The nurse smiled at me, tight lipped, and told my mother that I could get dressed while she went to get the doctor.
The conclusion: cardiac arrhythmia caused by a kind of septal defect.
In other words, the theory was that my heart was racing out of control because there was a gaping hole in it, which sounded about right. Fix the hole, fix the problem. They fixed the hole, I fixed the problem by selling the lie that I felt better... Until my lungs gave out.
How'd it happen? Well they put me on a stress test a while after the surgery to see how well my heart was doing.
"Just to be sure," the nurse said with a big ol' smile.

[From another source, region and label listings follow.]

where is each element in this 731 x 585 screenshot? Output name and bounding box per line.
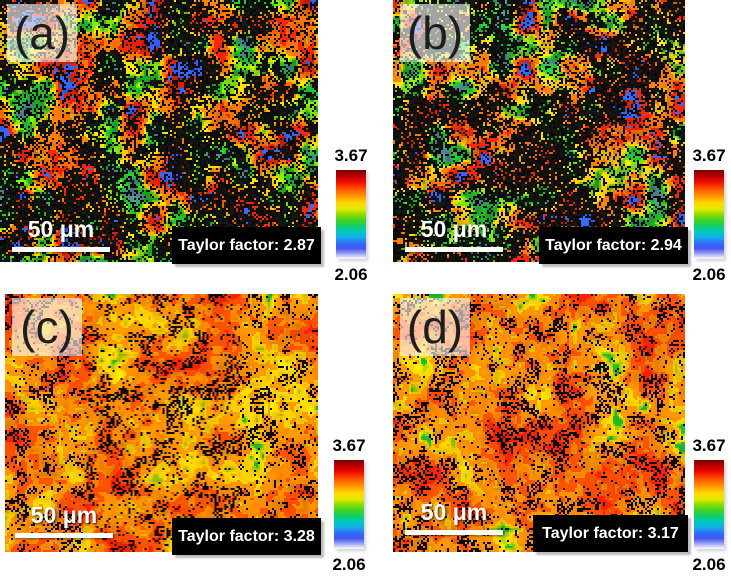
colorbar-max-label-b: 3.67 xyxy=(692,146,726,165)
colorbar-max-label-d: 3.67 xyxy=(692,436,726,455)
scale-bar-label-a: 50 μm xyxy=(27,216,95,242)
scale-bar-label-c: 50 μm xyxy=(30,502,98,528)
scale-bar-label-b: 50 μm xyxy=(420,216,488,242)
panel-letter-box-b: (b) xyxy=(400,4,470,62)
taylor-factor-badge-a: Taylor factor: 2.87 xyxy=(172,227,321,264)
colorbar-gradient-c xyxy=(334,460,364,549)
scale-bar-line-a xyxy=(12,247,110,252)
scale-bar-a: 50 μm xyxy=(12,216,110,252)
panel-letter-box-c: (c) xyxy=(12,298,82,356)
colorbar-c: 3.67 2.06 xyxy=(327,436,371,575)
colorbar-gradient-a xyxy=(336,170,366,259)
ebsd-map-panel-d: (d) 50 μm Taylor factor: 3.17 xyxy=(393,294,688,552)
colorbar-d: 3.67 2.06 xyxy=(687,436,731,575)
scale-bar-c: 50 μm xyxy=(15,502,113,538)
scale-bar-b: 50 μm xyxy=(405,216,503,252)
ebsd-map-panel-c: (c) 50 μm Taylor factor: 3.28 xyxy=(5,294,321,555)
taylor-factor-badge-c: Taylor factor: 3.28 xyxy=(172,518,321,555)
taylor-factor-badge-d: Taylor factor: 3.17 xyxy=(533,515,688,552)
taylor-factor-badge-b: Taylor factor: 2.94 xyxy=(539,227,688,264)
scale-bar-line-b xyxy=(405,247,503,252)
taylor-factor-text-a: Taylor factor: 2.87 xyxy=(178,236,315,254)
colorbar-a: 3.67 2.06 xyxy=(329,146,373,285)
colorbar-gradient-b xyxy=(694,170,724,259)
panel-letter-box-a: (a) xyxy=(7,4,77,62)
scale-bar-label-d: 50 μm xyxy=(420,499,488,525)
colorbar-max-label-a: 3.67 xyxy=(334,146,368,165)
taylor-factor-text-d: Taylor factor: 3.17 xyxy=(542,524,679,542)
ebsd-map-panel-b: (b) 50 μm Taylor factor: 2.94 xyxy=(393,0,688,264)
taylor-factor-text-c: Taylor factor: 3.28 xyxy=(178,527,315,545)
scale-bar-line-c xyxy=(15,533,113,538)
panel-letter-d: (d) xyxy=(406,301,464,353)
colorbar-max-label-c: 3.67 xyxy=(332,436,366,455)
panel-letter-b: (b) xyxy=(406,7,464,59)
scale-bar-line-d xyxy=(405,530,503,535)
colorbar-min-label-b: 2.06 xyxy=(692,265,726,284)
colorbar-min-label-c: 2.06 xyxy=(332,555,366,574)
colorbar-gradient-d xyxy=(694,460,724,549)
colorbar-min-label-a: 2.06 xyxy=(334,265,368,284)
taylor-factor-text-b: Taylor factor: 2.94 xyxy=(545,236,682,254)
scale-bar-d: 50 μm xyxy=(405,499,503,535)
panel-letter-box-d: (d) xyxy=(400,298,470,356)
panel-letter-a: (a) xyxy=(13,7,71,59)
colorbar-min-label-d: 2.06 xyxy=(692,555,726,574)
panel-letter-c: (c) xyxy=(20,301,74,353)
colorbar-b: 3.67 2.06 xyxy=(687,146,731,285)
ebsd-map-panel-a: (a) 50 μm Taylor factor: 2.87 xyxy=(0,0,321,264)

She was onto me. I knew it. I googled nonstop in incognito mode how to fake a stress test with your mother standing right next to you. There was no answer, so I hobbled into the facility ready to do my best and hope it was enough. I knew it wouldn't be, but I thought, "How bad could it be?"
I feel off that treadmill faster than I fall over in Coach Kenet's class. It was a disaster. I thought I was caught immediately, but they wheeled me over to the respiratory department so fast my head spun. That's where I met Greg. Oh Greg and his breathing tests. But that's a story for another day.